At the end of 2006, Wal-Mart found that the tangible profits generated by its new sustainability strategy in the first year of implementation were roughly equivalent to the profits from several Wal-Mart Super-Centers (Plambeck, 2007). These cost savings also helped convince their supply chain partners and customers to implement their eco-friendly strategies as well. Wal-Mart implemented the following strategies:

1. Design goals and metrics for monitoring the environmental performance of suppliers' products and processes, and identify breakthrough product and process technologies.

2. Certify suppliers and oversee the chain of custody for eco-labeled products,

3. Assist suppliers with process innovation — especially the lower-tier suppliers that were previously less visible to Wal-Mart.

4. Commit to buy a specified quantity of an innovative product.

5. Eliminate Intermediaries and brokers in the supply chain.

6. Consolidate business with a select "group of direct suppliers and develop longer-term strategic relationships with each of those suppliers.

7. Redesign the buying organization to give one person responsibility for nurturing the relationship with each direct supplier and for handling negotiations with that supplier on pricing, quality, and environmental innovation.

8. Encourage licensing of environmental innovations.

(Plambeck, 2007).

Wal-Mart’s supply chain is recognizing the benefits of being socially responsible to the public and realizing cost saving through their efforts. Long-term results look positive as the public moves toward demand socially responsible products and services.

            My view is that Wal-Mart must meet the demands of the majority of its stakeholders and climate change is one of the hottest issues and demand for action on the planet today. Wal-Mart can increase it’s shareholder value by addressing environmental concerns, thereby pleasing the public by being socially responsible, saving money for end consumers by eliminating waste and middle-men, and at the same time decrease the company’s carbon footprint.  I like “Green” corporations!

References:

Plambeck, Erica L. (2007).The GREENING of Wal-Mart's Supply Chain. Supply Chain  Management Review: Retrieved on August 18, 2007 from the EBSCOhost database.

Schneider, Gary. (2004). Electronic Commerce: The Second Wave: Retrieved on August 18, 2007.

August 13, 2007

Is Global Warming really worth all the fuss?

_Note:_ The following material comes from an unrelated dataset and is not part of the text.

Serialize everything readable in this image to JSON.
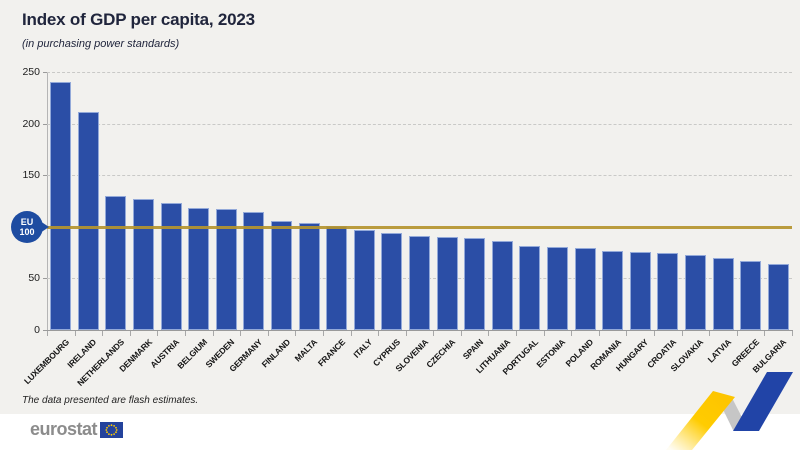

Recently I signed a pledge stating that I would change three light bulbs to save energy. Is it really going to make a difference and is it relevant? Maybe the earth is going to warm up anyway, just before the magnetic North switches to magnetic South and begins another ice age. Maybe things are just going normally and then again, what if it just doesn’t matter because a huge comet is heading our way that will wipe out the atmosphere and all living things on earth anyway.

These are questions I’m willing to get to the bottom of here in this blog and I invite you to join me in those conversations. In the mean time I will do some research as well and continue my graphical creations of wildlife at paintedlynx.com. I do advocate a greener earth!

But the questions still remain. How much can I make a difference? Is Global Warming real, and is it caused by human impact? Can we stop it by reducing our carbon footprint? Can we save wildlife species and even ourselves, our children, and theirs if we make the effort, and in what percentage of time?

You may be asking yourself similar questions and you may have gotten the same request during the Al Gore ‘Live Earth’ concert that went on globally for 24 hours last month. He did this of course, to create awareness of his life-long efforts for environmental wellness concerns. Al Gore believes without a doubt that there is a real human impact problem on the environment and scientist are backing his word. I too have environmental wellness concerns and I didn’t think long before I determined that it would not be too much effort or cost to replace three light bulbs with long-life energy saving ones.